Одно могу сказать: никогда Наташа не "пеняла" на меня, никогда, в самые трудные часы: не пеняет и теперь, в тягчайшие дни нашей жизни, когда все сговорилось против нас...

9 июня [1935 г.]

Вчера приехал Ван [John van Heijenoort], привез весть о том, что норвежское раб[очее] пр[авительство] дало визу. Отъезд отсюда назначен на завтра, но я не думаю, что за два дня удастся получить транзитную визу через Бельгию: пароход отходит из Антверпена. В ожидании визы мы все же укладываемся. Спешка невероятная. Все сошлось одно к одному: крестьянская девушка, которая приходила к Н. ежедневно на три часа помогать по хозяйству, как на грех уехала на два дня в гости. Наташа готовит обед и укладывает вещи, помогает мне собирать книги и рукописи, ухаживает за мной. По крайней мере это отвлекает ее несколько от мыслей о Сереже и о будущем. Надо еще прибавить ко всему прочему, что мы остались без денег: я слишком много времени отдавал партийным делам, а последние два месяца болел и вообще плохо работал. В Норвегию мы приедем совершенно без средств... Но это все же наименьшая из забот.

* * *

...Мелкий эпизод. Перед отъездом пришлось постричься. В моем положении это сложное предприятие: пришлось с Ваном съездить в Гренобль (месяца два-три как я не был в городе). Французские парикмахеры очень разговорчивы, фамильярны, находчивы - Фигаро![214].
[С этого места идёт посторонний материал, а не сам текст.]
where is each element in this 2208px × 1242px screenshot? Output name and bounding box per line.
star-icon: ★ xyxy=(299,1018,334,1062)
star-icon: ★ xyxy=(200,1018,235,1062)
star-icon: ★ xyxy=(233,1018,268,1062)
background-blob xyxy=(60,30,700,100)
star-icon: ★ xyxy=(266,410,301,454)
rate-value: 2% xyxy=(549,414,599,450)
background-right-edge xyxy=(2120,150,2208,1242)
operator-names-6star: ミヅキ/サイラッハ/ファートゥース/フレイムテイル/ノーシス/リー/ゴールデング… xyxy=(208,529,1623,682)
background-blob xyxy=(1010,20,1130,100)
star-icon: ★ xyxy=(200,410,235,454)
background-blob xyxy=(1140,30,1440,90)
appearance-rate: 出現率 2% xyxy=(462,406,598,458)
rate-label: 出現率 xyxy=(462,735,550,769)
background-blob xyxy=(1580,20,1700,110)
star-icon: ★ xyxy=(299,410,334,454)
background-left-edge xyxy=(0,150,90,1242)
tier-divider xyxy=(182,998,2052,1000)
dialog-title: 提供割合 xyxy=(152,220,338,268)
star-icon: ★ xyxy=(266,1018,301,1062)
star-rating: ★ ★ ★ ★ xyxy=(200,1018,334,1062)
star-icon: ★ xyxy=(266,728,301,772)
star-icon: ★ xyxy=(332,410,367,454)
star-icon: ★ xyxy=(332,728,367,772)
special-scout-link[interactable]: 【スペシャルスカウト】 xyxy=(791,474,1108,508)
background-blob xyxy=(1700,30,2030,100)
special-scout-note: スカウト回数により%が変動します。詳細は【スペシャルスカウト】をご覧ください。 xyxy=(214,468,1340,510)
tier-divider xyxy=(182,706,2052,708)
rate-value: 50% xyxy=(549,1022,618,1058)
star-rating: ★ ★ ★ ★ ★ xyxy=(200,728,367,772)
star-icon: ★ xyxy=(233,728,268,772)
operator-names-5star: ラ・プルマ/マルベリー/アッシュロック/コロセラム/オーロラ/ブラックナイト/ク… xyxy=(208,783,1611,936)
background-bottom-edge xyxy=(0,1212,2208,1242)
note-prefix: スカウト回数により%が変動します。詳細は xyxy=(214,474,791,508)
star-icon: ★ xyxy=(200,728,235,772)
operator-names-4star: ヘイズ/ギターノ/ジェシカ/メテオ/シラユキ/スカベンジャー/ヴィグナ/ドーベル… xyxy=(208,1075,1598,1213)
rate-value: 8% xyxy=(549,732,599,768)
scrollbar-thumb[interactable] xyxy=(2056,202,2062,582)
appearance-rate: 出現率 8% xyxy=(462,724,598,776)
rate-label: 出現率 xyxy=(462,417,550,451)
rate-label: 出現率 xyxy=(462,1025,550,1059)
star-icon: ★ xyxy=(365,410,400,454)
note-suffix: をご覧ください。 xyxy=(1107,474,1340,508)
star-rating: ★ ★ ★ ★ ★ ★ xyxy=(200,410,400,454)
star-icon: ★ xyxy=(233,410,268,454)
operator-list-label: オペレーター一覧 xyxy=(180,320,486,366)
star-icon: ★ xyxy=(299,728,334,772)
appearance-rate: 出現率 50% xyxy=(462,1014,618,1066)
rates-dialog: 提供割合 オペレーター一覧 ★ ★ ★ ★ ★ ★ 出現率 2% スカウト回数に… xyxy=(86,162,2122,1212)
Я сильно оброс и просил постричь меня покороче. Мой Фигаро нашел, что это слишком коротко, так сказать, нарушает стиль, но подчинился. "Bon"[215], - сказал он с явным неудовольствием. Закончив стрижку, он сказал сентенциозно: "Вы очень изменились; раньше Вы были похожи на профессора Piccard[216] (бельгиец); теперь я бы этого не сказал..." Я попросил arranger (привести в порядок) усы. "Raser?"[217] -переспросил он удивленно: "Tout a fait?"[218]. В голосе его звучала явная подозрительность: он решил, что я стремлюсь сделаться неузнаваемым (что, впрочем, не так далеко от истины). Я успокоил его; "arranger, egaliser, non pas raser"[219]. К нему сразу вернулась готовность. - Но вы не хотите подрезать их слишком коротко, аLа Чарли Чаплин? Нет, конечно? Впрочем, о Чаплине, со времен его "Lumieres de la ville"[220], ничего не слышно... И пр. и пр. И наконец, когда я, в ответ на его запрос, ответил, что теперь все хорошо, он одобрил меня не без оттенка иронии: "Вы не слишком сложный клиент"[221]. И то хорошо...

17 июня [1935 г.]

Вот уже второй день, как мы в Норвегии, в деревенском отеле, в 70 километрах от Осло. Финляндия! Холмы, озера, сосны, ели... Только норвежцы крупнее финнов. В бытовой обстановке, пожалуй, много примитивного (по сравнению даже с Францией). Но надо записать по порядку.

20 июня [1935 г.]

8 июня приехал к нам Domene Ван: помогать укладывать вещи для переезда в Норвегию. Виза еще не получена, т. е. еще не проставлена на паспортах из-за Троицы, но есть телеграмма из Осло о том, что правительственное решение уже состоялось и что виза будет беспрепятственно выдана после праздников. Н. сомневалась: не обнаружатся ли в последний момент новые затруднения и не придется ли нам из Парижа возвращаться вспять (власти разрешили нам остановиться на 24 часа в Париже). Запросили снова по телефону Париж. Лева ответил: виза получена, во вторник утром получим, выезжайте в понедельник. Укладка вещей шла лихорадочно, главная работа легла на Н. Ван помогал.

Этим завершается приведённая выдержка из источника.